In this article, I decided to share with you my digest about a specific case. I will also be tackling about a specific Article in the Civil Code of the Philippines and how it should be applied. Although I am not a professional in this field yet, allow me to share my knowledge about the Law on Obligations and Contracts.
The below case is about Selegna Management and Development Corporation as the petitioner vs. United Coconut Planters Bank as the respondent. Let me show you the facts, the issue, and the ruling of the court.
G.R. No. 165662, 2006-05-03
Selegna Management and Development Corporation vs. United Coconut Planters Bank
Respondent United Coconut Planters Bank issued a credit facility to petitioners Selegna Management and Development Corporation and spouses Edgardo and Zenaida Angeles. Petitioners executed real estate mortgages over many parcels of land and condominium units as security for this credit facility. Petitioners were also asked to sign a promissory note in favor of respondent if they used the credit facility. They paid the interest in monthly installments, as required by the terms of these notes. The parties agreed in their Credit Agreement that failure to pay any availment of the accommodation, interest, or any other sum due shall constitute an event of default, allowing respondent bank to proclaim all outstanding availments of the accommodation, plus accrued interest, and any other sum payable, as immediately due and payable.
Petitioners secured an increase in their credit facility from UCPB in order to procure additional business capital. They signed a Promissory Note for this purpose. In the same note, they agreed to a yearly interest rate of 21.75 percent, payable in monthly installments.
Respondent sent petitioners a demand letter confirming that they failed to pay interest amortizations and asking them to pay the outstanding obligation. Respondent decided to invoke the acceleration provision in their credit agreement and, by counsel, relayed its move to petitioners demanding them to pay within 5 days from the day that they received the letter. Respondent sent another letter containing a final demand on petitioners to settle their past due obligation in full within 5 days of receipt of the letter. In response, petitioners paid respondent a partial payment of the accrued interests.
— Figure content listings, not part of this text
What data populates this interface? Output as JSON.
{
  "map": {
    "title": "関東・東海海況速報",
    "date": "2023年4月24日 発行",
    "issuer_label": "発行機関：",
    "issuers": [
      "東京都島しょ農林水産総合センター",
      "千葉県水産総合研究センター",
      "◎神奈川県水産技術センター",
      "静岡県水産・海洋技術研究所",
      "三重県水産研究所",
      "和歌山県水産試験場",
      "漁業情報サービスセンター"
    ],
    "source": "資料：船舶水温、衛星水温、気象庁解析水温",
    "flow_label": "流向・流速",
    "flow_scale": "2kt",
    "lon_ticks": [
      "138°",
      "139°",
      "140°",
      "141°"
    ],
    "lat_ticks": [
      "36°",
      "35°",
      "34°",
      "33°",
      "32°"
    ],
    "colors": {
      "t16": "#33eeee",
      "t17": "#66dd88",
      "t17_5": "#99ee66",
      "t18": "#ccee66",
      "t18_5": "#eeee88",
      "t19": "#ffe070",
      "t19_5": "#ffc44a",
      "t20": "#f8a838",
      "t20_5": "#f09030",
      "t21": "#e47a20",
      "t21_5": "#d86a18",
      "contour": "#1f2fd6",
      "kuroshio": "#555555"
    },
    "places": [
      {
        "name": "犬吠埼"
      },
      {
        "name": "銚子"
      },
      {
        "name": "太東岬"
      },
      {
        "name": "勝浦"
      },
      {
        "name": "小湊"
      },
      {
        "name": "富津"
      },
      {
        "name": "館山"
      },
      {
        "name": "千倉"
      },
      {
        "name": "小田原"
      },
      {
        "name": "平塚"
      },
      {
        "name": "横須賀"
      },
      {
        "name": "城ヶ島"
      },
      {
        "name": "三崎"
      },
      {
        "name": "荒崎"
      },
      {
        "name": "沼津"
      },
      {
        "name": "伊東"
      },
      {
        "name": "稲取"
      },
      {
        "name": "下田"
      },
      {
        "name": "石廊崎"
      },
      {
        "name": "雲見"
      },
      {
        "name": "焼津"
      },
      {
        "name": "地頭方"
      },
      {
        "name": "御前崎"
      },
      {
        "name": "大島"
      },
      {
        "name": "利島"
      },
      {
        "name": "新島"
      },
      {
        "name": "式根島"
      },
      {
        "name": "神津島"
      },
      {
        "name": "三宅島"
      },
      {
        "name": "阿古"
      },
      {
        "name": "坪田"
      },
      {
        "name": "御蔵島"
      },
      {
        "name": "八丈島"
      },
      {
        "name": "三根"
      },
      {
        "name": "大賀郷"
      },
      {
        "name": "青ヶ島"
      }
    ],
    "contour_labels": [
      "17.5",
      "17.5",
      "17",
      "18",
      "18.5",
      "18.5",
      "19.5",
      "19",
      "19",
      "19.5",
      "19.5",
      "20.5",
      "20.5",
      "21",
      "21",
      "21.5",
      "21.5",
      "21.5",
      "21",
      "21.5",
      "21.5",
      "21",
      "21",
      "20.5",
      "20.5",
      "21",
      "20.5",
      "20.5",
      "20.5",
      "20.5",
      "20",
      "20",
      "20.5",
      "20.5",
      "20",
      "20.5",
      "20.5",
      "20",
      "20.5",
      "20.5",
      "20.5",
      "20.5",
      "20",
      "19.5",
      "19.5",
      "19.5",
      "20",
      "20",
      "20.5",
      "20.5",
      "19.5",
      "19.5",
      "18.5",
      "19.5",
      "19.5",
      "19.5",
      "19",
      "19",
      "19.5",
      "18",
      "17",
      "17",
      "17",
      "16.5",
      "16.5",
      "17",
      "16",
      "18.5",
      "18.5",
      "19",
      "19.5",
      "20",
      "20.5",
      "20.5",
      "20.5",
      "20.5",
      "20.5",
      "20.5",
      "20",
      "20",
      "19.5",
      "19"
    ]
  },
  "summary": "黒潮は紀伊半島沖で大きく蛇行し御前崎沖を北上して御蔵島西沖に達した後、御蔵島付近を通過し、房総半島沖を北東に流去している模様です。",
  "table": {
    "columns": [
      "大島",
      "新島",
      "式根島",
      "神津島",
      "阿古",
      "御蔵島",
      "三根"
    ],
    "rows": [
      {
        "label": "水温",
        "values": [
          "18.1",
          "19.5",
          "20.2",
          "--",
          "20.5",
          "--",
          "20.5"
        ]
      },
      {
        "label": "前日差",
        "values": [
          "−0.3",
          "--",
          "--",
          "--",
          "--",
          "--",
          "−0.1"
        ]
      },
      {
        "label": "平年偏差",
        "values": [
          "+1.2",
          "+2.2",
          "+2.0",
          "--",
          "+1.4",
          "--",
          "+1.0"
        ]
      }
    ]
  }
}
Apparently unsatisfied, UCPB applied for extrajudicial foreclosure of petitioners’ mortgaged properties. When petitioners received the notice of extra judicial foreclosure sale, they requested UCPB to give them a period of sixty days to update their accrued interest charges; and to restructure or, in the alternative, to negotiate for a takeout of their account, but the Bank denied petitioners’ request.
Whether or not petitioners were in default.
Yes, petitioners were in default. It is a well-established legal principle that foreclosure is appropriate when debtors fail to pay their obligations. In fact, the parties agreed in their credit agreements, mortgage contracts, and promissory notes that respondent had the authority to foreclose on the mortgages in the event of petitioners' default. It is undeniable that this authority was given. Mora solvendi, or debtor's default, is described as a delay in the execution of an obligation caused by the debtor. A discovery of default requires three prerequisites. First, the duty is demandable and liquidated; second, the debtor delays performance; and third, the creditor allows the debtor's performance judicially or extrajudicially. All of which were done by the petitioners. It is, however, stated in Civil Code, Art. 1169, paragraph 1 that “Those obliged to deliver or to do something incur in delay from the time the obligee judicially or extrajudicially demands from them the fulfillment of their obligation.”
So, that is it for this article guys! I hope you learned about this case and how the law take place in terms of this situatuion. As long as you have an agreement, written or not, you have to perform your obligation with good faith.